Hat tip to Kyle Baxter for highlighting several great posts surrounding Sparrow’s Acquistion

  1. I’m a longtime Mailplane user. It’s a great app and it plays well with OmniFocus.  

  2. Jjust development, the app is still available and is still being supported.  

  3. Or the first version of an existing app that I evaluate.  

5 Responses to The Importance Of The 1.0

  1. I’m upset, and I didn’t even use sparrow on my Mac. What makes me upset is that I thought about buying it a week before when they were having a sale. (I did buy the iPhone version).

    I just cannot believe they did not know at that time that they were going to accept Google’s offer. It just seems like a money-grubbing move to bilk the ignousers last-minute potential users.

    • I hear you, but at the moment there is a product, it works and they claim they are going to continue to ensure it works. Let’s say that they weren’t acquired, but couldn’t continue to evolve the app. They just kept selling and supporting it, would you have had a problem? Because that’s essentially what they are claiming they will do.

      • Its not selling to Google that gets me upset. it’s holding a sale designed to get more users immediately before the Google acquisition.

        In your hypothetical, I would be just as upset if they had held the sale and, immediately afterward, announced no further development.

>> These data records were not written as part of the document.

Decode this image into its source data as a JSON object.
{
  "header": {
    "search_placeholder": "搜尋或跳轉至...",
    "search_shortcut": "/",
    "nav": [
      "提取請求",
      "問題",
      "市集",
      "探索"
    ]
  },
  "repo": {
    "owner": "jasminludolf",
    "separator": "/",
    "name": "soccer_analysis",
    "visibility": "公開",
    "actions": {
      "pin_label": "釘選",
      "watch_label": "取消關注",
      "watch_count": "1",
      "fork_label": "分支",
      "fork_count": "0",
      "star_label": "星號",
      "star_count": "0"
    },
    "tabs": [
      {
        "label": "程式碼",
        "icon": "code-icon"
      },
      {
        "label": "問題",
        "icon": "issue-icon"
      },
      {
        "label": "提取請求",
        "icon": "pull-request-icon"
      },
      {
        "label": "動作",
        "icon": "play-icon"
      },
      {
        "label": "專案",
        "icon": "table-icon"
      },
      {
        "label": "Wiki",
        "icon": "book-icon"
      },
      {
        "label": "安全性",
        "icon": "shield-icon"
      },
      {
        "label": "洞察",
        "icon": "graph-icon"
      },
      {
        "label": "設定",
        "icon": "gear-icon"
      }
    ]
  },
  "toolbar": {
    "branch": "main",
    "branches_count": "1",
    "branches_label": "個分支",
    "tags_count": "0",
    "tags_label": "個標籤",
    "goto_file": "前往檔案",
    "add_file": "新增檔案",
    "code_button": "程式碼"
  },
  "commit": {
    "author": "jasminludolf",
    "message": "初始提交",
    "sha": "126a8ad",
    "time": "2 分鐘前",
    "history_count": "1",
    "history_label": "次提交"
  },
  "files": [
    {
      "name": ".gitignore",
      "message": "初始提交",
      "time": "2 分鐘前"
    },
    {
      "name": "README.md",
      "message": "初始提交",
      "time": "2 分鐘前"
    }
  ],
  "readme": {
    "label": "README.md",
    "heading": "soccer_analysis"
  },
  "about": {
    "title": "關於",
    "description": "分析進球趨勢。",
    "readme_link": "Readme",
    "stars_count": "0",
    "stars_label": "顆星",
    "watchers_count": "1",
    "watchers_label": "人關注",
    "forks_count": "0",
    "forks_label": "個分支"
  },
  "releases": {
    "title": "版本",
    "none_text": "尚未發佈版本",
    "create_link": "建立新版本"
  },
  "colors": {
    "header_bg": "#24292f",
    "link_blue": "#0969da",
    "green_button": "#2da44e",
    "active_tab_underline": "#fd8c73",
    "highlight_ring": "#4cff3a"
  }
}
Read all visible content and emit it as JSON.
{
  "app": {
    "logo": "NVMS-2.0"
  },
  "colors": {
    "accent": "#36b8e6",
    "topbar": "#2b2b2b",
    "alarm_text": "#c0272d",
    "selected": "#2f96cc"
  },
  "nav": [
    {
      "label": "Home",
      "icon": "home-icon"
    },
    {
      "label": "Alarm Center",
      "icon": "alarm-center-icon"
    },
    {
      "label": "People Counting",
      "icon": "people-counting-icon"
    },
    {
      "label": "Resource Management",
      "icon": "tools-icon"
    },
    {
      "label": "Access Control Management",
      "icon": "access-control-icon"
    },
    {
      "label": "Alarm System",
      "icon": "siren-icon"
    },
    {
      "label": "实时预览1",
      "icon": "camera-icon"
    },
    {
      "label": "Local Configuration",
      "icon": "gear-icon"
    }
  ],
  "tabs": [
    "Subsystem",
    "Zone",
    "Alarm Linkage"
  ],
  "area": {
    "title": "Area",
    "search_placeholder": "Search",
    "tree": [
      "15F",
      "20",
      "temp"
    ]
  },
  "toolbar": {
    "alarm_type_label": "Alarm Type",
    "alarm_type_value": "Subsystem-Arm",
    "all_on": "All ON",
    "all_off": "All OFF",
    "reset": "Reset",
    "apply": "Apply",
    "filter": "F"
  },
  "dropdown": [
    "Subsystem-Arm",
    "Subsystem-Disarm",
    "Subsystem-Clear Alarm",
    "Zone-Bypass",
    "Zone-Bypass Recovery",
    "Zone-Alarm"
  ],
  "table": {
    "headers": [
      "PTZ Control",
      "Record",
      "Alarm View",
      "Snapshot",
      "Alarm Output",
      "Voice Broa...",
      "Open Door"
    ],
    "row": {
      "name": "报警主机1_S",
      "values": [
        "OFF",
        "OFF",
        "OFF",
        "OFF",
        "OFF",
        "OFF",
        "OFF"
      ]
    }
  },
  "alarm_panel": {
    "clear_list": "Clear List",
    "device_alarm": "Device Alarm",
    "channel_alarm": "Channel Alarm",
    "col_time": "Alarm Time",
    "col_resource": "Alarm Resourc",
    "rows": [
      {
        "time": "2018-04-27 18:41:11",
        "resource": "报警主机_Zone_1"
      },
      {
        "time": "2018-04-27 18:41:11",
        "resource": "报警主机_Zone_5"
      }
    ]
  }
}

        I’m a lawyer. In bankruptcy, there’s a concept known as preferred transactions. Basically, the court presumes that if you were to sell an asset within a certain amount of time preceding the filing of bankruptcy, you knew you were going to file, and you just sold the items to keep them out of the hands of your creditors.

        In the case of sparrow, their recent sale were “preferred transactions,” and, in my opinion, a horrible PR move (which they knew they wouldn’t have to worry about as a part of Google).

        • For some reason, I couldn’t type any more in that comment box…

          If, continuing your hypothetical, Sparrow had announced–three to six months down the road–that they were suspending a development, I wouldn’t like it, but I wouldn’t resent it like I do now.

          I’m a small business owner, so I understand the frustrations and problems. If a large law firm offered me the right price, heck yeah I’d sell my practice. But to try to sell more licenses right before a takeover by Google, that just seems like a slime ball move.

          • I really do see what your saying, but I also think we tend to look at an application like a service when it’s really a product. As long as that product is working and will receive service, why not sell it? I guess I see this as more of a closeout opportunity than the kind of transaction you are referring to. Is it a great decision? No. They should have taken the app down, it shouldn’t be selling right now in my opinion as the average consumer probably does not check to see the status of development of the app. But I do believe the true test will be how long they ensure that this app remains active. If it’s still working this time next year or has just stopped working, I think they’ve done right by the people who paid for the application, even if it’s emotionally wrong.